Example Workflow Steps

  1. Trigger (sheet row update): Any update to a row in the 'Sales Orders' tab.
  2. Step 1 (code): Qualify the dispatch — status just became 'Dispatched', carrier matches the Carriers tab, tracking_number is non-empty, dispatched_at is set, and this so_number is not already in the Dispatch Log.
  3. Step 2 (conditional): If the row half-qualifies (e.g. carrier set but unknown, or tracking missing), post a Slack note in #dispatch asking the operator to correct it and exit without drafting.
  4. Step 3 (integration): Render a packing list Google Doc in the 'Dispatch Notes' Drive folder using the company address, ship-to address, line table, dispatched_at, carrier, and tracking number.
  5. Step 4 (code): Substitute the tracking_number into the carrier's tracking_url_template to build the customer-facing tracking URL.
  6. Step 5 (integration): Draft the customer email in Gmail with the tracking link and line summary, or skip the draft and mark the log row 'Skipped — no email on file' if customer_email is empty.
  7. Step 6 (integration): Append a row to the 'Dispatch Log' tab with packing_list_doc_link, customer_email_link, notification_status 'Drafted — awaiting send', and sent_at empty; on send-detection, set notification_status to 'Sent' and populate sent_at with the send timestamp.
  8. Step 7 (integration): At 5pm every working day, post the dispatch summary in #dispatch on Slack — notified, awaiting send, no email on file, and Picked-but-not-dispatched lingerers.

Integrations Used

  • Google Sheets — the Sales Orders, Carriers, Company Settings, and Dispatch Log tabs
  • Google Docs — renders the packing list Google Doc that the operator prints for the box
  • Google Drive — stores the packing list Google Docs in the Dispatch Notes folder
  • Gmail — drafts the customer dispatch confirmation and watches the Sent folder for send detection
  • Slack — the #dispatch end-of-day summary

Who This Is For

The dispatch desk at a small manufacturer or distributor — typically one or two people who pick orders, book the carrier through whichever portal the carrier uses, and then need to tell the customer and the office that the order has shipped.
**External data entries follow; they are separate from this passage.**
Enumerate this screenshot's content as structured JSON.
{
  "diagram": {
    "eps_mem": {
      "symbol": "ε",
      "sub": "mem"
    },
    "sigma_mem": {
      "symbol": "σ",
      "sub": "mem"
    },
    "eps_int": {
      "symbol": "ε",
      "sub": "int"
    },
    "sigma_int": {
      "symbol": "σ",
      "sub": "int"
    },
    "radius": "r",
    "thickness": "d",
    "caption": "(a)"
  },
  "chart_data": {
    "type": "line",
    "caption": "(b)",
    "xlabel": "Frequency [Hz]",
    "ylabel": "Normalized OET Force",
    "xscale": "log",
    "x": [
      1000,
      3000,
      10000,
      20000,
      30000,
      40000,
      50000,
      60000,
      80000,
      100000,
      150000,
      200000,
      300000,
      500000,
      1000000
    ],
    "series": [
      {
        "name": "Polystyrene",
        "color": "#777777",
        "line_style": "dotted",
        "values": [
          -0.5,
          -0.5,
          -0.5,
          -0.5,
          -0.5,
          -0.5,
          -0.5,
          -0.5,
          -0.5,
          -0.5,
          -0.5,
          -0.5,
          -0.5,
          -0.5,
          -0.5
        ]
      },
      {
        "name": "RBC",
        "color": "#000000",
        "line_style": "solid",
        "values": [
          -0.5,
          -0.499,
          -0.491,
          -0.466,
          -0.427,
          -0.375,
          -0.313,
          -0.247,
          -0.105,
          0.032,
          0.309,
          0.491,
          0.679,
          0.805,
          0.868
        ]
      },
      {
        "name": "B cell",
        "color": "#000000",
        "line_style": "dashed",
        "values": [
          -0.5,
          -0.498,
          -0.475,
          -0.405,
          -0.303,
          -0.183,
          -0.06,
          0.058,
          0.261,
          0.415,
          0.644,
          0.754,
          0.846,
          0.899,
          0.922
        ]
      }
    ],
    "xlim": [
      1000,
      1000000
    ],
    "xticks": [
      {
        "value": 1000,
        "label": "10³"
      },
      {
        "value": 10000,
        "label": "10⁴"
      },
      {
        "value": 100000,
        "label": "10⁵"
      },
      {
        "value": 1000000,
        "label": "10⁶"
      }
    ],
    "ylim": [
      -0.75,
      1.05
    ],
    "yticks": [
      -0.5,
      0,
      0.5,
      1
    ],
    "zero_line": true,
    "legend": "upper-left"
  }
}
The workflow assumes the operator owns the carrier booking; this is about the comms and the paperwork that follow.

Time & Cost Saved

A dispatch day with twenty orders is roughly an hour of paperwork done well — packing lists printed, tracking emails composed, dispatch log updated. The workflow turns it into a couple of minutes of reviewing each draft before clicking send. The bigger gain is the customer comms going out the same day the order ships rather than the next morning when someone has time, and the dispatch log being complete by 5pm rather than reconstructed on Monday.